Звонкий шлепок по затылку заткнул Митяя, он с опаской покосился на отца и молча засопел. Впоследствии Митяй мстил Тине за свой публичный позор. Ухал неожиданно над ее головой бумажным пакетом, надутым воздухом, обстреливал прослюнявленными промокашками из трубочки и, воровато озираясь по сторонам, скороговоркой шептал: «Сирота казанская, тебя из Казани такую вывезли?» Тина наверняка путала бы близнецов — их даже мать с трудом различала, — но уже после первой встречи научилась отличать их по взгляду. Митяй стрелял своим блудливым, угрожающим взглядом и тут же опускал глаза, чтобы Тина не угадала в них зарождающегося действия, направленного против нее. Глаза Шурки смотрели всегда спокойно, серьезно и даже ласково. Однажды он предупредил Тину, как всегда швыркая носом: «Если Митяй будет задираться — скажи. В бараний рог скручу».

Слабый, но стойкий запах нафталина так и вился облаком за скользящей по натертому коридорному паркету худющей, высоченной Анной Семеновной. Анна Семеновна работала в цветочном магазине, как она утверждала, «по убеждению». Тина уверилась в этом, когда впервые перешагнула порог ее маленькой комнаты. На подоконнике багряно полыхали цветы в горшках.
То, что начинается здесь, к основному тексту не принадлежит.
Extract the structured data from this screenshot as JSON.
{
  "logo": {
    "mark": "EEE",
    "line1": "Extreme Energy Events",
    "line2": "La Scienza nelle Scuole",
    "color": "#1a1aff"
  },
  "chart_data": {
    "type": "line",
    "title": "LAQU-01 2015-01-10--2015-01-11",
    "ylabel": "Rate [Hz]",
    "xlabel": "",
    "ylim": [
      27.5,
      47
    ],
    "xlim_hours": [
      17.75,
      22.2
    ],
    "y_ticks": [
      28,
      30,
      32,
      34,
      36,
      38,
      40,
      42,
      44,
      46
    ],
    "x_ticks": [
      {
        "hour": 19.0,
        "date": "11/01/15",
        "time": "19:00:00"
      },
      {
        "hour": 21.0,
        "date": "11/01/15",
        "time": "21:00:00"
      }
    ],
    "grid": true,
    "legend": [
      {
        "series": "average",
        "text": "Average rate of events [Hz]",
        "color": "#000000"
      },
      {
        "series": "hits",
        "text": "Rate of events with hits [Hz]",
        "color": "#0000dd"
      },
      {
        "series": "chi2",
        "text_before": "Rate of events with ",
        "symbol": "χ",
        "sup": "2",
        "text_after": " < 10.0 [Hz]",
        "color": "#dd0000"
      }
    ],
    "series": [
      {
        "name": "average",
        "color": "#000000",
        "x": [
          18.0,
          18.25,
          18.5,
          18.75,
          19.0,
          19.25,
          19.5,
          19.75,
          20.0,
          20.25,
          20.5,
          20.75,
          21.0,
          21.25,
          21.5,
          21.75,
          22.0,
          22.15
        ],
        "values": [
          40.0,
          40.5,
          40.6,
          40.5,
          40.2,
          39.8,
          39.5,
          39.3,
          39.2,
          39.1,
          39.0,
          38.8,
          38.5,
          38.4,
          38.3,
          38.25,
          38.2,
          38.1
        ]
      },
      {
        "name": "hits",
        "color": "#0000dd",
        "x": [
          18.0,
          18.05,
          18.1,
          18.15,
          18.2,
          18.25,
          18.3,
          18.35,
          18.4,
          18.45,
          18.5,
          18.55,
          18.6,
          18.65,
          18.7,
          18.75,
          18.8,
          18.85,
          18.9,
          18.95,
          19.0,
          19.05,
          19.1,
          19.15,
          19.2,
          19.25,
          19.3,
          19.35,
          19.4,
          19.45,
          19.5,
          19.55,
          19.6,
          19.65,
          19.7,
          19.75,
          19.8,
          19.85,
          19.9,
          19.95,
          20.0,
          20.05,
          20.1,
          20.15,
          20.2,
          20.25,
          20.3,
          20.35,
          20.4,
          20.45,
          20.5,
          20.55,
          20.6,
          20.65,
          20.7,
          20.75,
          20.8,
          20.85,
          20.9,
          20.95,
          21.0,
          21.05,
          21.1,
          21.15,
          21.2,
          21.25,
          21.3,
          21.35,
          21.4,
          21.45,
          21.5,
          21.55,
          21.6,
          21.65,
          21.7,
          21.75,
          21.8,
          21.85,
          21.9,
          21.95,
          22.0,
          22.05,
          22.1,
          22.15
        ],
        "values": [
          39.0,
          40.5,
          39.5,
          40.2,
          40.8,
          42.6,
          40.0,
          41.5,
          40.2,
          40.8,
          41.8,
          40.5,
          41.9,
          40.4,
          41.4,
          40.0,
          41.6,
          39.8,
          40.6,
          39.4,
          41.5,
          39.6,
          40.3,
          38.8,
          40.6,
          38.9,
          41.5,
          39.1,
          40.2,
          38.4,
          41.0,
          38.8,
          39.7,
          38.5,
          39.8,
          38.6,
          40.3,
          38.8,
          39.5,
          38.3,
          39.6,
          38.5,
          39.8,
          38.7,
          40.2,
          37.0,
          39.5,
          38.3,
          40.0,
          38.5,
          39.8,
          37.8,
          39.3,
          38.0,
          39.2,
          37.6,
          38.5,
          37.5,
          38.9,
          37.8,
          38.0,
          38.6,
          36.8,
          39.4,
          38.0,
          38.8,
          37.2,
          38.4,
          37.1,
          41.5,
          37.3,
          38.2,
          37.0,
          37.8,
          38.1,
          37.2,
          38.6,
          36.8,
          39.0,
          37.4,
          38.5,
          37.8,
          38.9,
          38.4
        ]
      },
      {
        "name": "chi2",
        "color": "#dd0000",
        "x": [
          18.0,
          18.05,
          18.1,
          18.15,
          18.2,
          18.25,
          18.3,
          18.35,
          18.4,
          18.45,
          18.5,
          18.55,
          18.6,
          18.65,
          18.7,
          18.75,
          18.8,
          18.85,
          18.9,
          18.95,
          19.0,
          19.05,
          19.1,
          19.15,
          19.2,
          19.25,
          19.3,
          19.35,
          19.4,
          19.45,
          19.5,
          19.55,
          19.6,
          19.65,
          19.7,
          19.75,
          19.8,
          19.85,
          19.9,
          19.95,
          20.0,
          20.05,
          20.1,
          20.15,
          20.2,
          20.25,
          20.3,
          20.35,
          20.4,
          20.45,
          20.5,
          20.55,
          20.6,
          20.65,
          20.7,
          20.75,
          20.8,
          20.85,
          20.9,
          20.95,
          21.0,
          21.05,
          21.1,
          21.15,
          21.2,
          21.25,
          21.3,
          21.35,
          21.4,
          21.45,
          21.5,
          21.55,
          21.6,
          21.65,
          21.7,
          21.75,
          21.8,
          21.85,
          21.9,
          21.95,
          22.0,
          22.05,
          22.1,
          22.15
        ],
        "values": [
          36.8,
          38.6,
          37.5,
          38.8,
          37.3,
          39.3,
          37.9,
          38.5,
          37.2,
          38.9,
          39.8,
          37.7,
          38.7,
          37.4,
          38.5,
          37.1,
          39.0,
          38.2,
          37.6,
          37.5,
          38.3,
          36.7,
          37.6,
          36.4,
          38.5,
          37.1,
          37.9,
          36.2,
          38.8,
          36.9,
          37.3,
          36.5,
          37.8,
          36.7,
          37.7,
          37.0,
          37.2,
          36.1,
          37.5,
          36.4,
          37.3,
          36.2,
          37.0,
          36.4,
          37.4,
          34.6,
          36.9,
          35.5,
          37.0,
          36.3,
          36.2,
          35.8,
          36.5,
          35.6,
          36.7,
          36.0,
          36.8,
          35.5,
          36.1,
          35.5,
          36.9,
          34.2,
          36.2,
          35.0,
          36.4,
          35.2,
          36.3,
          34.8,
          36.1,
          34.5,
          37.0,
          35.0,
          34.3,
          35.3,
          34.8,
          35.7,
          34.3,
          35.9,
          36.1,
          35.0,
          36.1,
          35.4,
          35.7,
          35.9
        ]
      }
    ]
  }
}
По стенам, переплетаясь, ввинчиваясь друг в друга, ползли, рискуя заполонить собой свежевыбеленный потолок, десятки замысловатых, вьющихся растений. Единственный громоздкий предмет — шкаф — стоял чуть ли не в середине комнаты. «А это — шкаф, — пояснила Анна Семеновна, перехватив недоумевающий взгляд Тины. — Стоит не совсем на своем месте, чтобы не мешал растениям».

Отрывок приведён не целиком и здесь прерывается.